Now I'm stepping back further, back to the code that
has no bio_pair "fix", and am going to try to confirm
that there is in fact a problem that needs to be solved.
#8 Updated by Alex Elder almost 11 years ago
I think that the bio_pair leak won't be reproduced in
the current environment. The reason is that bio_split()
and the bio_pair it produces only comes into play if we
have a bio containing a bio_vec that spans the boundary
between two rbd objects.
But rbd objects are limited by the CLI to 4KB minimum,
4MB default. And at that minimum size, the boundary
between objects will also be a boundary between pages,
hence there will be no bio_iov that spans two objects
(because it would also have to span two pages).

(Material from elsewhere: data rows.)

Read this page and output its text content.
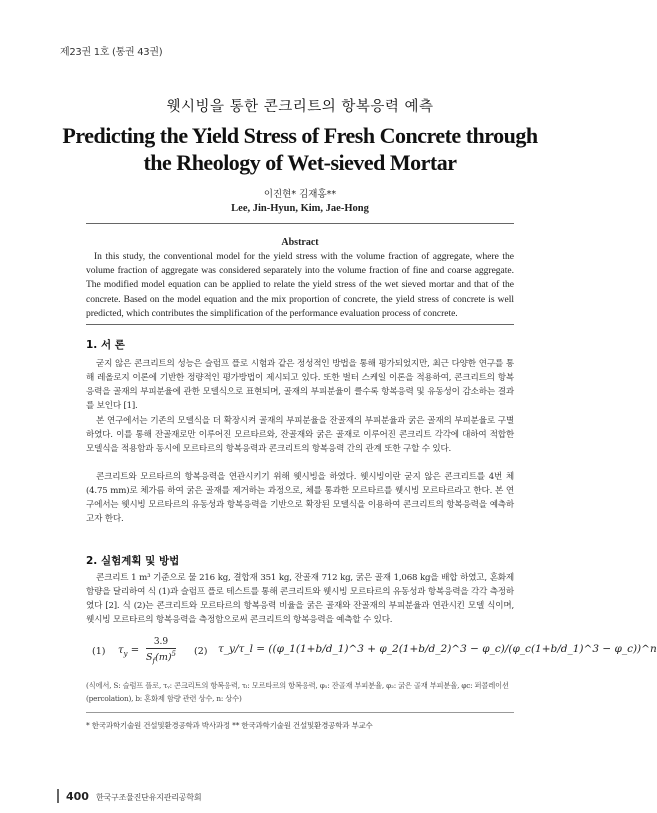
제23권 1호 (통권 43권)
웻시빙을 통한 콘크리트의 항복응력 예측
Predicting the Yield Stress of Fresh Concrete through the Rheology of Wet-sieved Mortar
이진현* 김재홍**
Lee, Jin-Hyun, Kim, Jae-Hong
Abstract

In this study, the conventional model for the yield stress with the volume fraction of aggregate, where the volume fraction of aggregate was considered separately into the volume fraction of fine and coarse aggregate. The modified model equation can be applied to relate the yield stress of the wet sieved mortar and that of the concrete. Based on the model equation and the mix proportion of concrete, the yield stress of concrete is well predicted, which contributes the simplification of the performance evaluation process of concrete.

1. 서 론

굳지 않은 콘크리트의 성능은 슬럼프 플로 시험과 같은 정성적인 방법을 통해 평가되었지만, 최근 다양한 연구를 통해 레올로지 이론에 기반한 정량적인 평가방법이 제시되고 있다. 또한 벌터 스케일 이론을 적용하여, 콘크리트의 항복응력을 골재의 부피분율에 관한 모델식으로 표현되며, 골재의 부피분율이 클수록 항복응력 및 유동성이 감소하는 결과를 보인다 [1].

본 연구에서는 기존의 모델식을 더 확장시켜 골재의 부피분율을 잔골재의 부피분율과 굵은 골재의 부피분율로 구별하였다. 이를 통해 잔골재로만 이루어진 모르타르와, 잔골재와 굵은 골재로 이루어진 콘크리트 각각에 대하여 적합한 모델식을 적용함과 동시에 모르타르의 항복응력과 콘크리트의 항복응력 간의 관계 또한 구할 수 있다.

콘크리트와 모르타르의 항복응력을 연관시키기 위해 웻시빙을 하였다. 웻시빙이란 굳지 않은 콘크리트를 4번 체(4.75 mm)로 체가름 하여 굵은 골재를 제거하는 과정으로, 체를 통과한 모르타르를 웻시빙 모르타르라고 한다. 본 연구에서는 웻시빙 모르타르의 유동성과 항복응력을 기반으로 확장된 모델식을 이용하여 콘크리트의 항복응력을 예측하고자 한다.

2. 실험계획 및 방법

콘크리트 1 m³ 기준으로 물 216 kg, 결합재 351 kg, 잔골재 712 kg, 굵은 골재 1,068 kg을 배합 하였고, 혼화제 함량을 달리하여 식 (1)과 슬럼프 플로 테스트를 통해 콘크리트와 웻시빙 모르타르의 유동성과 항복응력을 각각 측정하였다 [2]. 식 (2)는 콘크리트와 모르타르의 항복응력 비율을 굵은 골재와 잔골재의 부피분율과 연관시킨 모델 식이며, 웻시빙 모르타르의 항복응력을 측정함으로써 콘크리트의 항복응력을 예측할 수 있다.

(1) $\tau_y = \frac{3.9}{S_f(m)^5} (2)$ τ_y/τ_l = ((φ_1(1+b/d_1)^3 + φ_2(1+b/d_2)^3 − φ_c)/(φ_c(1+b/d_1)^3 − φ_c))^n

(식에서, S: 슬럼프 플로, τᵧ: 콘크리트의 항복응력, τₗ: 모르타르의 항복응력, φ₁: 잔골재 부피분율, φ₂: 굵은 골재 부피분율, φc: 퍼콜레이션(percolation), b: 혼화제 함량 관련 상수, n: 상수)

* 한국과학기술원 건설및환경공학과 박사과정 ** 한국과학기술원 건설및환경공학과 부교수
400 한국구조물진단유지관리공학회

On a system with a larger page size than 4KB we might
bump into this, but not with the default x86 page size.
Josh and I discussed it and agreed I would descend
once more into it, verifying and fixing the bio_pair
leak issue so it won't bite us with large page sizes.
#9 Updated by Alex Elder almost 11 years ago
- Status changed from 12 to Resolved
The failure this was opened for was due to a bug in the
implementation of bio_chain_clone_range(), which was written
to resolve bug http://tracker.newdream.net/issues/2933.
I have posted a patch for review that implements a fix
for bug 2933, and this includes a correct implementation
So I'm marking this bug resolved.